이성분 리튬염을 포함하는 Semi-IPN 고분자 전해질의 합성과 전기화학적 특성

윤근영; 류상욱; Keun-Young Yoon; Sang-Woog Ryu

Polymer(Korea), Vol.43, No.1, 69-76, January, 2019

DOI10.7317/pk.2019.43.1.69 Export Citation

이성분 리튬염을 포함하는 Semi-IPN 고분자 전해질의 합성과 전기화학적 특성

Synthesis of Semi-IPN Polymer Electrolytes Containing Binary Lithium Salt and Their Electrochemical Properties

윤근영, 류상욱^†

충북대학교 공과대학 공업화학과

Keun-Young Yoon, and Sang-Woog Ryu^†

Department of Engineering Chemistry, College of Engineering, Chungbuk National University, Cheongju, Chungbuk 28644, Korea

E-mail:

초록

본 연구에서는 에틸렌옥사이드기를 가지는 poly(methylsiloxane-g-PEO)를 합성하고 lithium perchlorate(LiClO4), 혹은 LiClO4와 lithium methacrylate(BF3-LiMA)를 함께 사용한 고분자 전해질을 제조하였다. 자외선 경화 후 이온전 도도 측정결과 BF3-LiMA가 도입된 이성분 리튬염에서 2.63×10-5 S/cm의 높은 상온 이온전도도와 5 V 이하에서 상대적으로 더 우수한 전기화학적 안정성을 확보할 수 있었다. 또한 제조된 고분자 전해질을 LMO 전극에 함침 및 가교시켜 복합전극을 제작하였으며 리튬/전해질/복합전극으로 구성된 전지실험을 실시하였다. 그 결과 이성분 리튬염에서 산화전극의 높은 계면저항이 관찰됨에도 불구하고 단일성분 리튬염보다 우수한 수명특성을 확보할 수 있었다.

In this study, we have synthesized a poly(methylsiloxane-g-PEO) with ethylene oxide groups and prepared polymer electrolytes using lithium perchlorate (LiClO4) or LiClO4 with lithium methacrylate (BF3-LiMA).
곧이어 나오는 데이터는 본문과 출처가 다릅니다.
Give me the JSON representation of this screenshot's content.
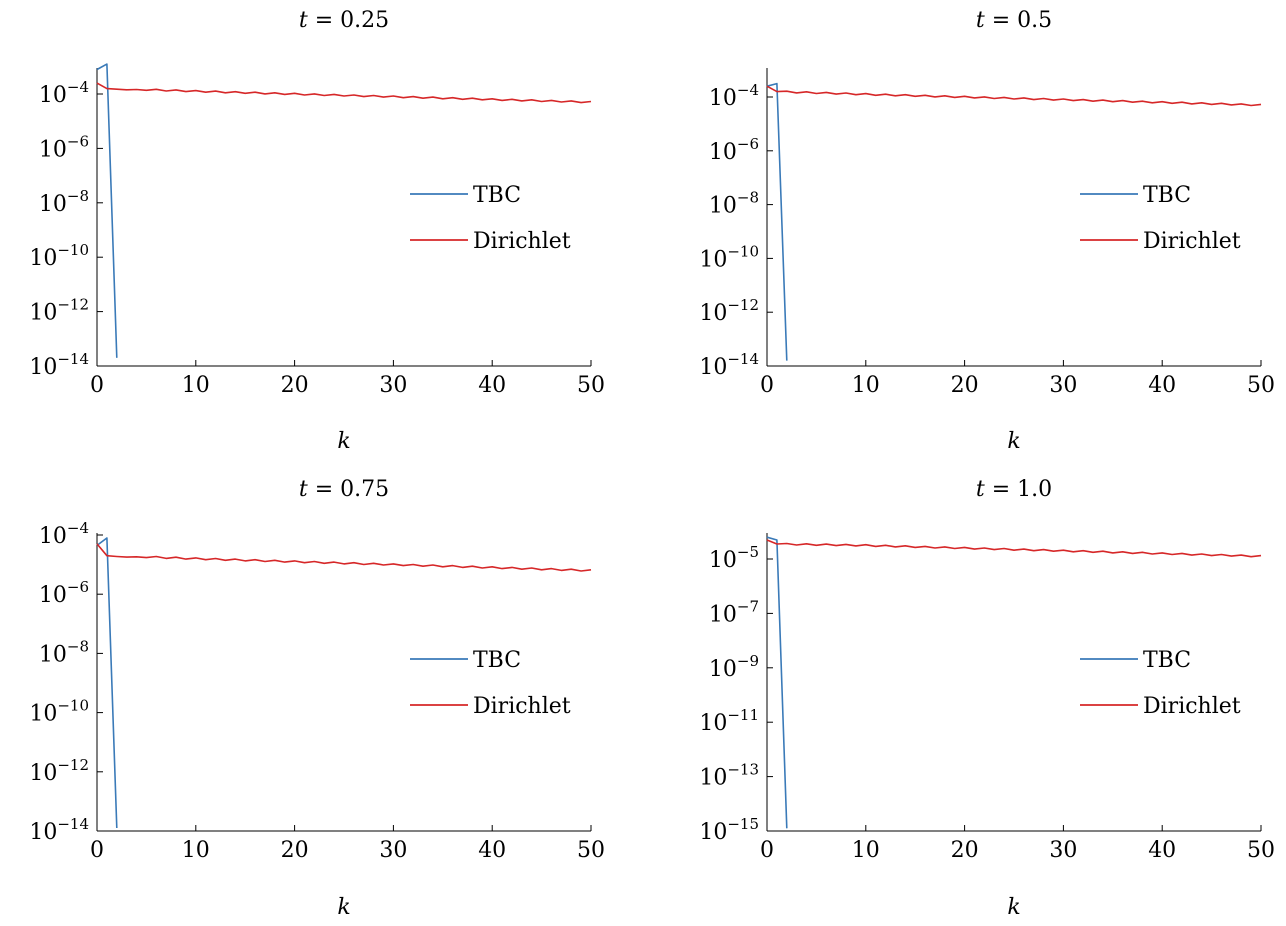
{
  "chart_data": [
    {
      "type": "line",
      "title_var": "t",
      "title_value": "0.25",
      "xlabel": "k",
      "ylabel": "",
      "xlim": [
        0,
        50
      ],
      "ylim_exp": [
        -14,
        -3
      ],
      "log_y": true,
      "x_ticks": [
        0,
        10,
        20,
        30,
        40,
        50
      ],
      "y_tick_exps": [
        -14,
        -12,
        -10,
        -8,
        -6,
        -4
      ],
      "legend_position": "center-right",
      "series": [
        {
          "name": "TBC",
          "color": "#3a7ab8",
          "x": [
            0,
            1,
            2
          ],
          "log10_y": [
            -3.1,
            -2.9,
            -13.7
          ]
        },
        {
          "name": "Dirichlet",
          "color": "#d62728",
          "x": [
            0,
            1,
            2,
            3,
            4,
            5,
            10,
            20,
            30,
            40,
            50
          ],
          "log10_y": [
            -3.6,
            -3.8,
            -3.85,
            -3.82,
            -3.86,
            -3.84,
            -3.9,
            -4.0,
            -4.1,
            -4.2,
            -4.3
          ]
        }
      ]
    },
    {
      "type": "line",
      "title_var": "t",
      "title_value": "0.5",
      "xlabel": "k",
      "ylabel": "",
      "xlim": [
        0,
        50
      ],
      "ylim_exp": [
        -14,
        -3
      ],
      "log_y": true,
      "x_ticks": [
        0,
        10,
        20,
        30,
        40,
        50
      ],
      "y_tick_exps": [
        -14,
        -12,
        -10,
        -8,
        -6,
        -4
      ],
      "legend_position": "center-right",
      "series": [
        {
          "name": "TBC",
          "color": "#3a7ab8",
          "x": [
            0,
            1,
            2
          ],
          "log10_y": [
            -3.6,
            -3.5,
            -13.8
          ]
        },
        {
          "name": "Dirichlet",
          "color": "#d62728",
          "x": [
            0,
            1,
            10,
            20,
            30,
            40,
            50
          ],
          "log10_y": [
            -3.6,
            -3.8,
            -3.9,
            -4.0,
            -4.1,
            -4.2,
            -4.3
          ]
        }
      ]
    },
    {
      "type": "line",
      "title_var": "t",
      "title_value": "0.75",
      "xlabel": "k",
      "ylabel": "",
      "xlim": [
        0,
        50
      ],
      "ylim_exp": [
        -14,
        -4
      ],
      "log_y": true,
      "x_ticks": [
        0,
        10,
        20,
        30,
        40,
        50
      ],
      "y_tick_exps": [
        -14,
        -12,
        -10,
        -8,
        -6,
        -4
      ],
      "legend_position": "center-right",
      "series": [
        {
          "name": "TBC",
          "color": "#3a7ab8",
          "x": [
            0,
            1,
            2
          ],
          "log10_y": [
            -4.35,
            -4.1,
            -13.9
          ]
        },
        {
          "name": "Dirichlet",
          "color": "#d62728",
          "x": [
            0,
            1,
            2,
            3,
            4,
            5,
            10,
            20,
            30,
            40,
            50
          ],
          "log10_y": [
            -4.3,
            -4.7,
            -4.75,
            -4.72,
            -4.76,
            -4.74,
            -4.8,
            -4.9,
            -5.0,
            -5.1,
            -5.2
          ]
        }
      ]
    },
    {
      "type": "line",
      "title_var": "t",
      "title_value": "1.0",
      "xlabel": "k",
      "ylabel": "",
      "xlim": [
        0,
        50
      ],
      "ylim_exp": [
        -15,
        -4
      ],
      "log_y": true,
      "x_ticks": [
        0,
        10,
        20,
        30,
        40,
        50
      ],
      "y_tick_exps": [
        -15,
        -13,
        -11,
        -9,
        -7,
        -5
      ],
      "legend_position": "center-right",
      "series": [
        {
          "name": "TBC",
          "color": "#3a7ab8",
          "x": [
            0,
            1,
            2
          ],
          "log10_y": [
            -4.2,
            -4.3,
            -14.9
          ]
        },
        {
          "name": "Dirichlet",
          "color": "#d62728",
          "x": [
            0,
            1,
            10,
            20,
            30,
            40,
            50
          ],
          "log10_y": [
            -4.3,
            -4.45,
            -4.5,
            -4.6,
            -4.7,
            -4.8,
            -4.9
          ]
        }
      ]
    }
  ]
}
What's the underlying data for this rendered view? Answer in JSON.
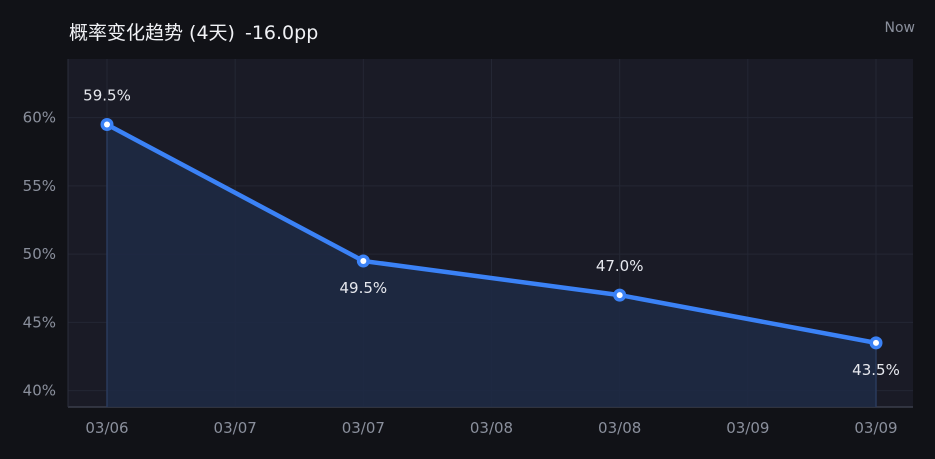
{
  "header": {
    "title": "概率变化趋势 (4天)",
    "delta": "-16.0pp",
    "now_label": "Now"
  },
  "colors": {
    "background": "#111217",
    "plot_background": "#1a1b26",
    "line": "#3b82f6",
    "fill": "#1e2a44",
    "grid": "#242734",
    "tick_text": "#8a8f9c",
    "label_text": "#e6e8ee"
  },
  "chart_data": {
    "type": "line",
    "title": "概率变化趋势 (4天)",
    "xlabel": "",
    "ylabel": "",
    "x_tick_labels": [
      "03/06",
      "03/07",
      "03/07",
      "03/08",
      "03/08",
      "03/09",
      "03/09"
    ],
    "y_tick_labels": [
      "40%",
      "45%",
      "50%",
      "55%",
      "60%"
    ],
    "y_ticks": [
      40,
      45,
      50,
      55,
      60
    ],
    "ylim": [
      38.8,
      64.3
    ],
    "grid": true,
    "area_fill": true,
    "series": [
      {
        "x": [
          "03/06",
          "03/07",
          "03/08",
          "03/09"
        ],
        "values": [
          59.5,
          49.5,
          47.0,
          43.5
        ],
        "labels": [
          "59.5%",
          "49.5%",
          "47.0%",
          "43.5%"
        ],
        "label_positions": [
          "above",
          "below",
          "above",
          "below"
        ]
      }
    ]
  }
}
In the electrochemical measurement after UV curing of the polymer electrolyte, BF3-LiMA-introduced binary lithium salt had a high room temperature ionic conductivity of 2.63×10-5 S/cm and it was able to obtain relatively better electrochemical stability of 5 V. The prepared polymer electrolyte was then impregnated and crosslinked on the LMO electrode to fabricate a composite electrode, and a battery test consisting of a lithium/electrolyte/composite electrode was performed. As a result, although the high interface resistance of the oxidation electrode was observed in the binary lithium salt system, the capacity retention characteristic was better than that of the LiClO4 salt system.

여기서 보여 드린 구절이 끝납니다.